The Yellowstone Park Foundation recently posted this message on their Facebook page:

It seems like just yesterday the whole park was blanketed in snow, but now fire danger has been labeled HIGH due to warm temps, low humidity, and high winds. Please take all measures to prevent fires!

While perhaps not yesterday, it was less than a month ago that the Firehole Rangers were on our annual pilgrimage to the park, and as you know from a post-trip post, conditions were very different for us than they apparently are now. Let’s hope that things cool off a bit and the fire danger lessens. The park doesn’t need another fire.

Because I’m hundreds of miles away, there’s little I can do to prevent fires in Yellowstone. However, I feel compelled to do what I can, so I am officially sending cold, wet thoughts that way. Maybe these photos, which I have not previously posted, will help cool things off a bit.

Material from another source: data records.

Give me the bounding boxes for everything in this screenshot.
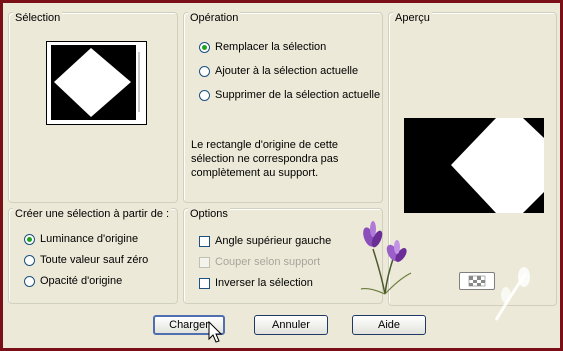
operation-group-title: Opération xyxy=(188,12,241,24)
selection-thumbnail xyxy=(46,41,147,125)
operation-note: Le rectangle d'origine de cette sélectio… xyxy=(191,138,338,180)
note-line: Le rectangle d'origine de cette xyxy=(191,139,339,151)
source-group: Créer une sélection à partir de : Lumina… xyxy=(8,208,178,304)
radio-label: Luminance d'origine xyxy=(40,233,139,245)
radio-label: Toute valeur sauf zéro xyxy=(40,254,149,266)
radio-button[interactable] xyxy=(24,275,35,287)
radio-label: Opacité d'origine xyxy=(40,275,123,287)
checkbox-label: Inverser la sélection xyxy=(215,277,313,289)
radio-non-zero[interactable]: Toute valeur sauf zéro xyxy=(24,252,148,268)
operation-group: Opération Remplacer la sélection Ajouter… xyxy=(183,12,383,203)
checkbox[interactable] xyxy=(199,235,210,247)
check-invert-selection[interactable]: Inverser la sélection xyxy=(199,275,313,291)
source-group-title: Créer une sélection à partir de : xyxy=(13,208,172,220)
radio-luminance[interactable]: Luminance d'origine xyxy=(24,231,138,247)
preview-image xyxy=(404,118,544,213)
radio-button[interactable] xyxy=(24,254,35,266)
checkbox-label: Couper selon support xyxy=(215,256,321,268)
flower-decoration-icon xyxy=(360,221,412,295)
options-group: Options Angle supérieur gauche Couper se… xyxy=(183,208,383,304)
radio-button[interactable] xyxy=(199,41,210,53)
mouse-cursor-icon xyxy=(208,321,223,343)
help-button[interactable]: Aide xyxy=(352,315,426,335)
note-line: sélection ne correspondra pas xyxy=(191,153,339,165)
checkbox xyxy=(199,256,210,268)
selection-group: Sélection xyxy=(8,12,178,203)
selection-shape-icon xyxy=(51,45,142,120)
checkbox[interactable] xyxy=(199,277,210,289)
note-line: complètement au support. xyxy=(191,167,319,179)
radio-replace-selection[interactable]: Remplacer la sélection xyxy=(199,39,326,55)
radio-subtract-selection[interactable]: Supprimer de la sélection actuelle xyxy=(199,87,380,103)
radio-button[interactable] xyxy=(199,89,210,101)
options-group-title: Options xyxy=(188,208,230,220)
radio-label: Ajouter à la sélection actuelle xyxy=(215,65,359,77)
checkbox-label: Angle supérieur gauche xyxy=(215,235,332,247)
radio-add-selection[interactable]: Ajouter à la sélection actuelle xyxy=(199,63,358,79)
radio-button[interactable] xyxy=(24,233,35,245)
watermark-decoration-icon xyxy=(494,267,530,321)
check-crop-to-canvas: Couper selon support xyxy=(199,254,320,270)
selection-group-title: Sélection xyxy=(13,12,63,24)
dialog-window: Sélection Opération Remplacer la sélecti… xyxy=(0,0,563,351)
radio-button[interactable] xyxy=(199,65,210,77)
radio-opacity[interactable]: Opacité d'origine xyxy=(24,273,122,289)
preview-group-title: Aperçu xyxy=(393,12,432,24)
radio-label: Remplacer la sélection xyxy=(215,41,327,53)
cancel-button[interactable]: Annuler xyxy=(254,315,328,335)
radio-label: Supprimer de la sélection actuelle xyxy=(215,89,381,101)
check-top-left-corner[interactable]: Angle supérieur gauche xyxy=(199,233,331,249)
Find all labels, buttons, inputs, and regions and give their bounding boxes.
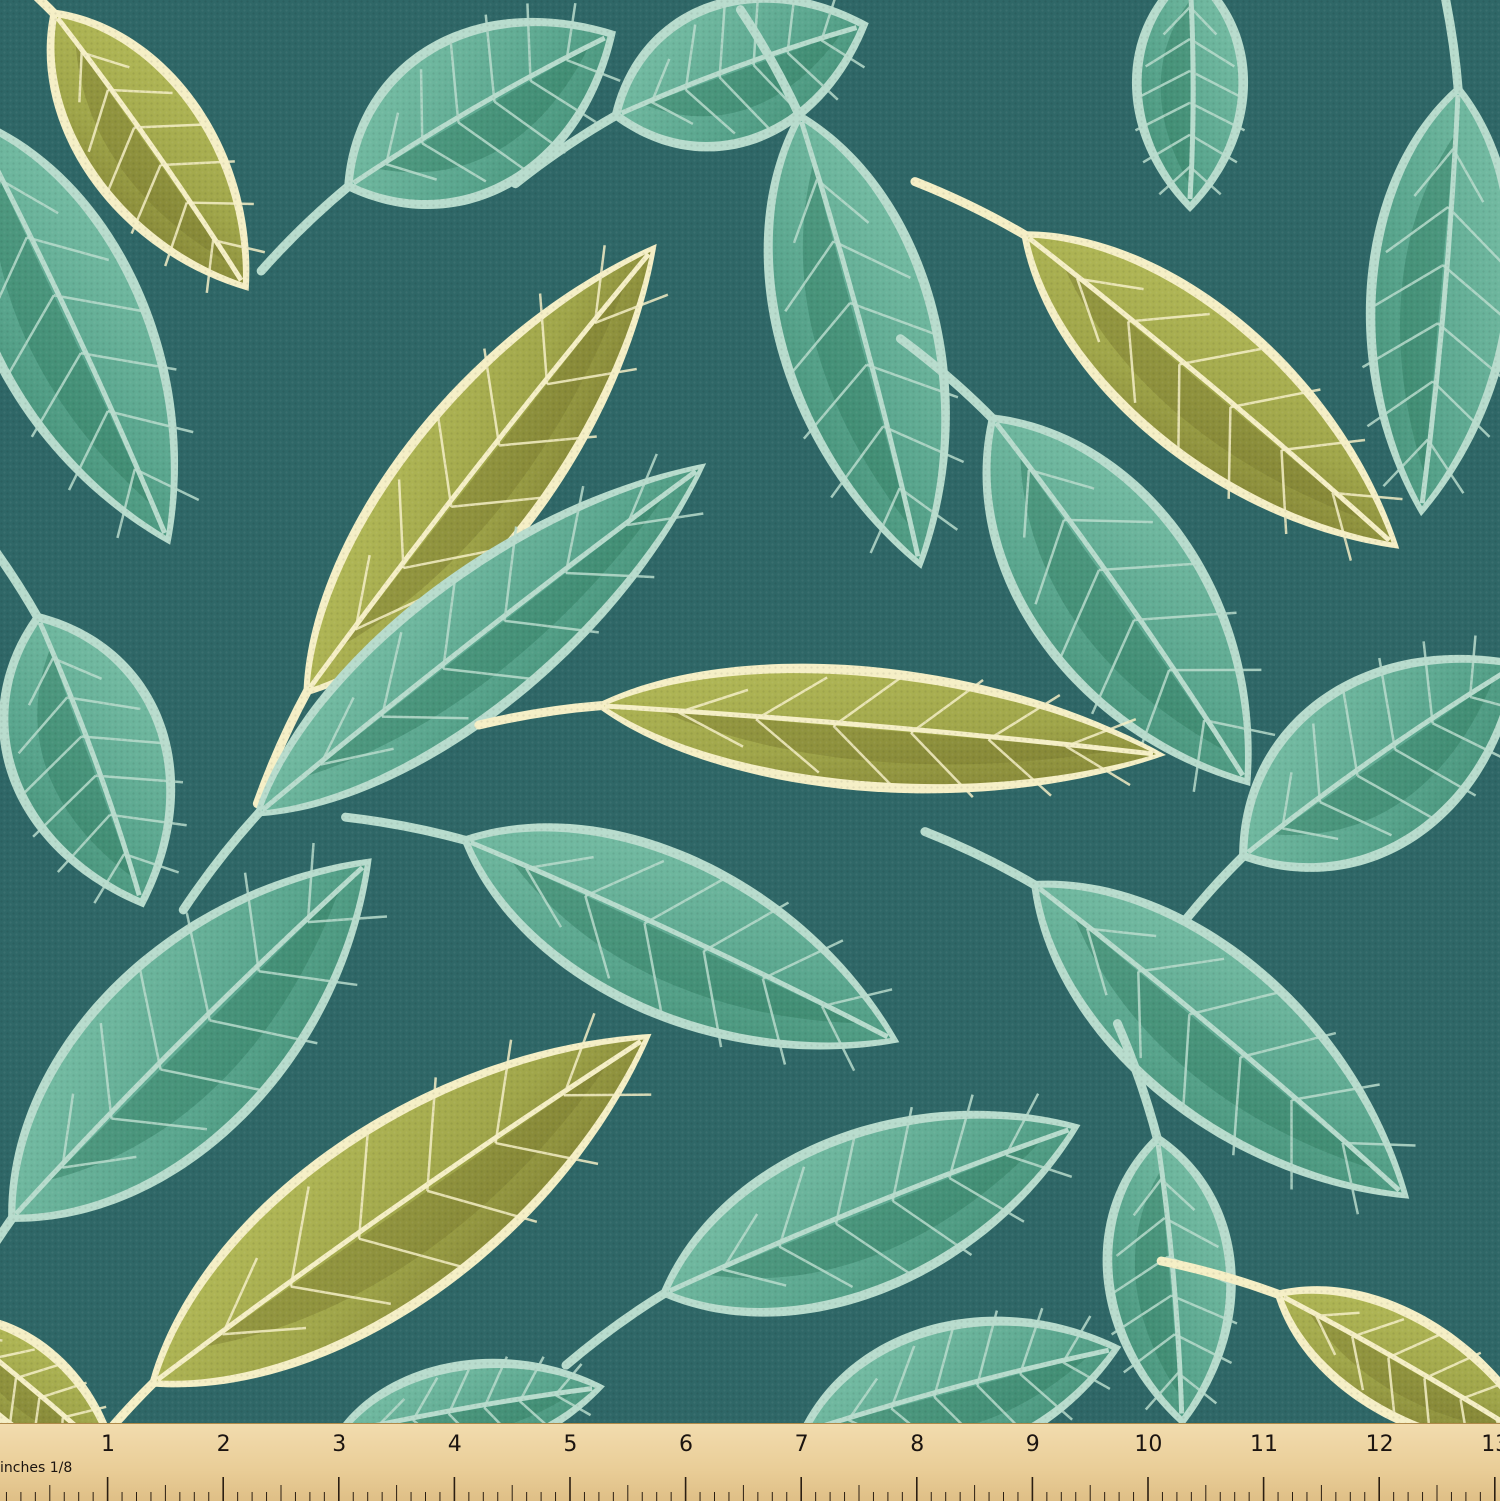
ruler-number: 7 [794,1432,809,1457]
ruler-number: 12 [1365,1432,1394,1457]
ruler-unit-label: inches 1/8 [0,1460,73,1476]
ruler-number: 4 [447,1432,462,1457]
leaf-pattern-fabric [0,0,1500,1423]
ruler-number: 8 [910,1432,925,1457]
ruler-number: 5 [563,1432,578,1457]
ruler-number: 6 [679,1432,693,1457]
ruler-number: 9 [1025,1432,1040,1457]
ruler-number: 10 [1134,1432,1163,1457]
measuring-ruler: 12345678910111213 inches 1/8 [0,1423,1500,1501]
ruler-number: 11 [1250,1432,1278,1457]
ruler-number: 2 [216,1432,231,1457]
ruler-number: 3 [332,1432,347,1457]
ruler-number: 1 [101,1432,115,1457]
ruler-number: 13 [1481,1432,1500,1457]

Rookie Ranger checks in at the Ho Hum. Gag Reflex? Check.

After a breakfast of champions, we would enter the park.

Recently parolled from Alcatraz, Goosemeister is ready to fish.

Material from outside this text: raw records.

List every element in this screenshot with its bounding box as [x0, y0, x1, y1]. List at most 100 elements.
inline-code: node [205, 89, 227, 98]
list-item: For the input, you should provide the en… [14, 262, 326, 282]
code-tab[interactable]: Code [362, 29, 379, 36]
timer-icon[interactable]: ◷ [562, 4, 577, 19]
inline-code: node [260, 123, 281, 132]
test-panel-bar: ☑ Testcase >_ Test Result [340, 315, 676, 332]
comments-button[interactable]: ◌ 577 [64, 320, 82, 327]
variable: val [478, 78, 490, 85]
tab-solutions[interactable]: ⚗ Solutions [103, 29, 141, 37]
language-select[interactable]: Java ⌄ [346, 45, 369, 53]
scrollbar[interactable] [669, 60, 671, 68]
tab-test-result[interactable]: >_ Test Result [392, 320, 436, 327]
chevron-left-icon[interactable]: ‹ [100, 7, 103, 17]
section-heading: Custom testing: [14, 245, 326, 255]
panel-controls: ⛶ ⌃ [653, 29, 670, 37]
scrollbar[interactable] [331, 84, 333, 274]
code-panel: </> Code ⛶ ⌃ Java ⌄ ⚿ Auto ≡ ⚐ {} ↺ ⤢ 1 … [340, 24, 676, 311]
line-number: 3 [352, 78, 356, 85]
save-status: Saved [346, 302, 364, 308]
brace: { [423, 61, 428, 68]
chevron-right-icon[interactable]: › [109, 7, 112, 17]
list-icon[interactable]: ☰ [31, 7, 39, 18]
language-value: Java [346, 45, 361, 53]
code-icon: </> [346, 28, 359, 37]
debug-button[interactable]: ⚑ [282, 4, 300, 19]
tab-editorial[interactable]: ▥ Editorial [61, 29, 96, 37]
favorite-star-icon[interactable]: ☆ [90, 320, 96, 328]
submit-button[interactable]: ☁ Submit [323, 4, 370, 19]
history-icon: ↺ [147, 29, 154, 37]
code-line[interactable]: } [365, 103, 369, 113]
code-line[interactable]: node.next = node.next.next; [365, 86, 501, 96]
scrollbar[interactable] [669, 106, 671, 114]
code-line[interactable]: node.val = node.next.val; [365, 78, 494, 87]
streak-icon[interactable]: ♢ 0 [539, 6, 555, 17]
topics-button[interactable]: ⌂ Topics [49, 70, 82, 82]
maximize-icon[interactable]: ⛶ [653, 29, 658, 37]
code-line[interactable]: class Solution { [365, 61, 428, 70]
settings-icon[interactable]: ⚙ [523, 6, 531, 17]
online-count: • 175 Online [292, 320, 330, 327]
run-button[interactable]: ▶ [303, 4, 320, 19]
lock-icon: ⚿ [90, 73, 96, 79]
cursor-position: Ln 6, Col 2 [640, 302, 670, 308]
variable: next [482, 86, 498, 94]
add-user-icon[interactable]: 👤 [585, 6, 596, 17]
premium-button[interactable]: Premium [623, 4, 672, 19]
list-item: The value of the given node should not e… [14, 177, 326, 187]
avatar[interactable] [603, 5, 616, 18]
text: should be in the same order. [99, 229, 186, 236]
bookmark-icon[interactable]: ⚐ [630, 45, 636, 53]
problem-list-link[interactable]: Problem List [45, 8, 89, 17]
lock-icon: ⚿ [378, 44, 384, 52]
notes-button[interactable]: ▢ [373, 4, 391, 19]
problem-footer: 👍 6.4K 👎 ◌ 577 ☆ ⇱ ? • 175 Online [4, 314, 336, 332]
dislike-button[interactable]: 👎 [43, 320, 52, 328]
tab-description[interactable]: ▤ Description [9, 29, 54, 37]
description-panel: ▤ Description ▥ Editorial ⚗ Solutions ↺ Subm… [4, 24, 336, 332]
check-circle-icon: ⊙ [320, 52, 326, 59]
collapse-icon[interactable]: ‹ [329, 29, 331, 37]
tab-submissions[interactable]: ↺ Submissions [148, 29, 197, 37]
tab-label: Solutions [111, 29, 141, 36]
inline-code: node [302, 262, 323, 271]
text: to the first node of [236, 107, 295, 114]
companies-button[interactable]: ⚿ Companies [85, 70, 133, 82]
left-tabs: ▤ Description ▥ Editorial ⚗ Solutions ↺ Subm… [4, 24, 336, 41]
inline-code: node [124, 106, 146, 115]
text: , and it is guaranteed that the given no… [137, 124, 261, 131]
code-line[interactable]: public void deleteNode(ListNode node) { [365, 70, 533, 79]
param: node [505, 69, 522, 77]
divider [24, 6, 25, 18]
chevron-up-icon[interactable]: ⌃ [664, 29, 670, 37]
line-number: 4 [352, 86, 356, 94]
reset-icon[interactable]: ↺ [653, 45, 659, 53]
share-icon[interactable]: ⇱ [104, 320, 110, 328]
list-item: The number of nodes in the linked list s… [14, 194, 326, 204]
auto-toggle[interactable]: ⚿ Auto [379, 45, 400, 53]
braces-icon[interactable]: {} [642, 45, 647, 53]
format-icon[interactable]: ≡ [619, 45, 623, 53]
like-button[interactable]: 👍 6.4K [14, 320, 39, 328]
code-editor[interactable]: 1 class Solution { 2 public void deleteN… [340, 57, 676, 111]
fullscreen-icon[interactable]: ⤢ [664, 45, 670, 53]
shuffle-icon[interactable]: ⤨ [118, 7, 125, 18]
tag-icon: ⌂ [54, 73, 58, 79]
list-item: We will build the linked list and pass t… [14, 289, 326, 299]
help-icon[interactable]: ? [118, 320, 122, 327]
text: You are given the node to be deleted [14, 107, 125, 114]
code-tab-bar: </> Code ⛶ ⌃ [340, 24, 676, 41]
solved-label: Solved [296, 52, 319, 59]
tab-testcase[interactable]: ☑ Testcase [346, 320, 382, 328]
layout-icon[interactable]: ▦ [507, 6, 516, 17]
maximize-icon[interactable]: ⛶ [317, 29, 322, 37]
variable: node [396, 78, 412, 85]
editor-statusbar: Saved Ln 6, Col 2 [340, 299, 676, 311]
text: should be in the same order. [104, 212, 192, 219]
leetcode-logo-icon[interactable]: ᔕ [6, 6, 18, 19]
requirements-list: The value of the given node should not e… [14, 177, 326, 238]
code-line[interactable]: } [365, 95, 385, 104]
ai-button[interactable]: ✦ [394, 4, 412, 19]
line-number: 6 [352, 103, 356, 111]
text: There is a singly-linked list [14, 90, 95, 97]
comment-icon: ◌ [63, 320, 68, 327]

Firehole Rangers, ready to ride.

Snowshoes would have come in handy.

The Goose ponders another bad knot.

31 degrees. A lovely Spring morning on the Firehole.

The Goose with a very nice Firehole Brown.

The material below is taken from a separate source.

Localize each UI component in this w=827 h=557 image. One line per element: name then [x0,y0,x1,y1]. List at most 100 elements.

Closeup of Goosemeister’s hawg brown.

The snow took a break, just in time for our lunch break.

After lunch it got downright pleasant.

But then it would rain. Hard.

The next day was even colder, and windy. Goose and Jimmy prepare to “spoon” during a horizontal snow storm.

So–Yellowstone, if you’re listening–let this serve as a reminder of your recent past. Don’t get all hot and bothered so soon. Cool off. Remember what you were like less than a month ago. Chill.


(P.S.- there’s something wrong with WordPress right now. Photo captions are not displaying correctly so please accept my apology until I am able to remedy the issue)


  1. Steve Z

    Thinking cool, wet thoughts.

    • Kirk Werner

      Yes, for sure. We can’t have the park on fire while you’re there helping to eradicate the waters of Yellowstone Lake of the evil lake trouts!